The Curious Incident at The Smith Center

When Mark Haddon approached playwright Simon Stephens to adapt The Curious Incident of the Dog in the Night-Time (2003) for the stage, both of them doubted the bestselling novel could be adapted. It was, and it runs at The Smith Center September 19–24. Thanks to brilliant set design by Bunny Christie and the direction of Marianne Elliott, the play managed to translate some of the book’s beloved aspects to stage.

An outstanding quality is the puzzles, diagrams and mathematical equations Christopher uses to explain to the reader how his mind works. As a 15-year-old boy with Asperger’s, these are the best modes for him to communicate with his audience. The set covers the stage and three walls with a grid pattern, using strobe and projection effects illuminate, as well as audio and minimalist props. As the audience watches the plot unfold, it is unmistakably distorted through Christopher’s perceptions.

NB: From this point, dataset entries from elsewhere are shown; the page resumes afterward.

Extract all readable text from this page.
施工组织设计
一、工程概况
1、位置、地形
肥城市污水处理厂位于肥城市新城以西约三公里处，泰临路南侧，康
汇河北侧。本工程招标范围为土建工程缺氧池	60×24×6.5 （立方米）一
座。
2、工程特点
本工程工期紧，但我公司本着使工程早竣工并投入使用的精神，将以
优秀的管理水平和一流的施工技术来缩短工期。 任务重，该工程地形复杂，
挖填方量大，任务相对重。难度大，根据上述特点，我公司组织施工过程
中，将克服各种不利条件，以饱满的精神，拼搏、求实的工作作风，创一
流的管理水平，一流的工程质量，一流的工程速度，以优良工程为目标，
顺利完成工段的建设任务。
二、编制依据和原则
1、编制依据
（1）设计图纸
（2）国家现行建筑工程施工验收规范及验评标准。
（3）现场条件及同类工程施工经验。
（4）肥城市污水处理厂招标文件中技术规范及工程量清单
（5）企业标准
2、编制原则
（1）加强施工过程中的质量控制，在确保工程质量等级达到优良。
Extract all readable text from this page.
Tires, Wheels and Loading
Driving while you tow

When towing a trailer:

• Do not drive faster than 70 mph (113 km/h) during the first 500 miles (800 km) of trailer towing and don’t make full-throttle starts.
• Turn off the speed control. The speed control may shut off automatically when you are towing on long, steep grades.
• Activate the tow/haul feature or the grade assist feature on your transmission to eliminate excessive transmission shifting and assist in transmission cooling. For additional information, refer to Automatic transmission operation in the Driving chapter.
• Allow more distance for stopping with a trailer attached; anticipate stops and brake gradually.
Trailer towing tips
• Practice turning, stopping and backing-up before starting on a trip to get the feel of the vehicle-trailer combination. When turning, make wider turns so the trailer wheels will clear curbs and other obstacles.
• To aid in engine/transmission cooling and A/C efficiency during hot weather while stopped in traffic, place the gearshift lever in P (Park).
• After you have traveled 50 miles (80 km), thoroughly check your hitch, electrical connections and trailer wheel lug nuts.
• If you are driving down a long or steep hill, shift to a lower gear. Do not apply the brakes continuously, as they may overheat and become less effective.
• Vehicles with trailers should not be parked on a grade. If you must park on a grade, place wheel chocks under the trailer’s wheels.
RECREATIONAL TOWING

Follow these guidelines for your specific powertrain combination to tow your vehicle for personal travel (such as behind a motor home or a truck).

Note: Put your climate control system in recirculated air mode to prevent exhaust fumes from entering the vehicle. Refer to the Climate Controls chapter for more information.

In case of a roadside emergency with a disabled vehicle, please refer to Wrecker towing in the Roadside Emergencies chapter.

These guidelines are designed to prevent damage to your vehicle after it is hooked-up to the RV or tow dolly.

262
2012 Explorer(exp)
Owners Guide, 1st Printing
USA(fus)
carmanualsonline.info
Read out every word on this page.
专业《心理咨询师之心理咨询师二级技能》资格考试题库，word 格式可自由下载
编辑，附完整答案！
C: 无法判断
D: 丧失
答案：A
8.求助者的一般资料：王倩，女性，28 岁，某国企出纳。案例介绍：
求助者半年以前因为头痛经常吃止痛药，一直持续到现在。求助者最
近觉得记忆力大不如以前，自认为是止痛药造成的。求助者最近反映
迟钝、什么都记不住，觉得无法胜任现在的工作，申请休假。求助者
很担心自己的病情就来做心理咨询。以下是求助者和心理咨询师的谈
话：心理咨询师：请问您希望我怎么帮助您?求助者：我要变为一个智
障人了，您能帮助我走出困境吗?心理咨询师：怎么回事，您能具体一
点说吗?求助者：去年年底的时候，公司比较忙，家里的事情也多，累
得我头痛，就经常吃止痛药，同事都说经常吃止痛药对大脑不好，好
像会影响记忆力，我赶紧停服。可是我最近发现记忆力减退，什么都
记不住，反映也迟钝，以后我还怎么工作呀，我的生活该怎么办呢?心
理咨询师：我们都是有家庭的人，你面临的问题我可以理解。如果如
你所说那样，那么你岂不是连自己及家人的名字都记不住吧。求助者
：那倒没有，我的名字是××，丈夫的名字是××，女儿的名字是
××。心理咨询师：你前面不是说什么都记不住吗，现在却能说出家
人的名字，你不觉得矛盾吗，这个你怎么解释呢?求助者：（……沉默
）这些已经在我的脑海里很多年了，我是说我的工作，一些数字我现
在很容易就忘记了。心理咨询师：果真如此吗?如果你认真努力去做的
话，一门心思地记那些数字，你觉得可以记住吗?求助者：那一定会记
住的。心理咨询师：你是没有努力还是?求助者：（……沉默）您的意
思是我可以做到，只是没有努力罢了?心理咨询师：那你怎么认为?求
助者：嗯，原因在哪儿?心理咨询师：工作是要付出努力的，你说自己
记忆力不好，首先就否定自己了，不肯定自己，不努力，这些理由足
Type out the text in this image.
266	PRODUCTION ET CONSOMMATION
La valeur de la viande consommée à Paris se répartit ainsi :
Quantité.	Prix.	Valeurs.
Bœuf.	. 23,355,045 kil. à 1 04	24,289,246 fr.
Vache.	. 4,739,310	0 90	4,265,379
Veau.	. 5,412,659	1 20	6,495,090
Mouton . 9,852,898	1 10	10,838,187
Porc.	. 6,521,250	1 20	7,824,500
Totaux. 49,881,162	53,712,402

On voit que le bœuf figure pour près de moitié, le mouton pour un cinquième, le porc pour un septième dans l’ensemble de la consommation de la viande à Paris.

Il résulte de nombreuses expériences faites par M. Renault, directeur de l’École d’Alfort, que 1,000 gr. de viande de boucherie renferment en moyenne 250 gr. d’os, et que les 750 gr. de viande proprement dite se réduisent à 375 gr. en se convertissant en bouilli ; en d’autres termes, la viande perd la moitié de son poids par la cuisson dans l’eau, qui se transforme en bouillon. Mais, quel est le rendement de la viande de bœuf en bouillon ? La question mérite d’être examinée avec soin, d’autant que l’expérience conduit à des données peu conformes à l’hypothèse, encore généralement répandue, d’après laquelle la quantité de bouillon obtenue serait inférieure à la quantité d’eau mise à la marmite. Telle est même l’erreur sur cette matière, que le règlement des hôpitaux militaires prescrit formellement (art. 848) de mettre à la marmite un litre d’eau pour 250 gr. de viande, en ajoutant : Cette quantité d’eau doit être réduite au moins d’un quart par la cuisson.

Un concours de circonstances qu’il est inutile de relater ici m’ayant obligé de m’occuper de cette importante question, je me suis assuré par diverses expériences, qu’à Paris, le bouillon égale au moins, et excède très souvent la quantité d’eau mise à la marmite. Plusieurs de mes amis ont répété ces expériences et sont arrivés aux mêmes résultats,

One thing that was somewhat lost or lessened in this adaptation was the depth of emotion. Adam Langdon (who plays Christopher) and his Gene Gillette (who plays Christopher’s dad) are somewhat awkward in demonstrating their characters’ abilities to empathize and connect with one another. The American stage actors’ working class English accents sounded somewhat cartoonish, having the opposite effect of tugging at the heartstrings. When Christopher’s emotions get to be too much for him, his teacher Siobhan (Maria Elena Ramirez) takes over narration of the story. While this somewhat detracts from Christopher’s narrative voice, which makes this play what it is, it did make room for more stage effects and choreography.

While not all aspects of the book are captured in the play, it offers a different rendering of Christopher’s mind. And if there’s one message the book and the play seek to relay, it’s that differences, such as Christopher’s way of thinking, are what make us unique.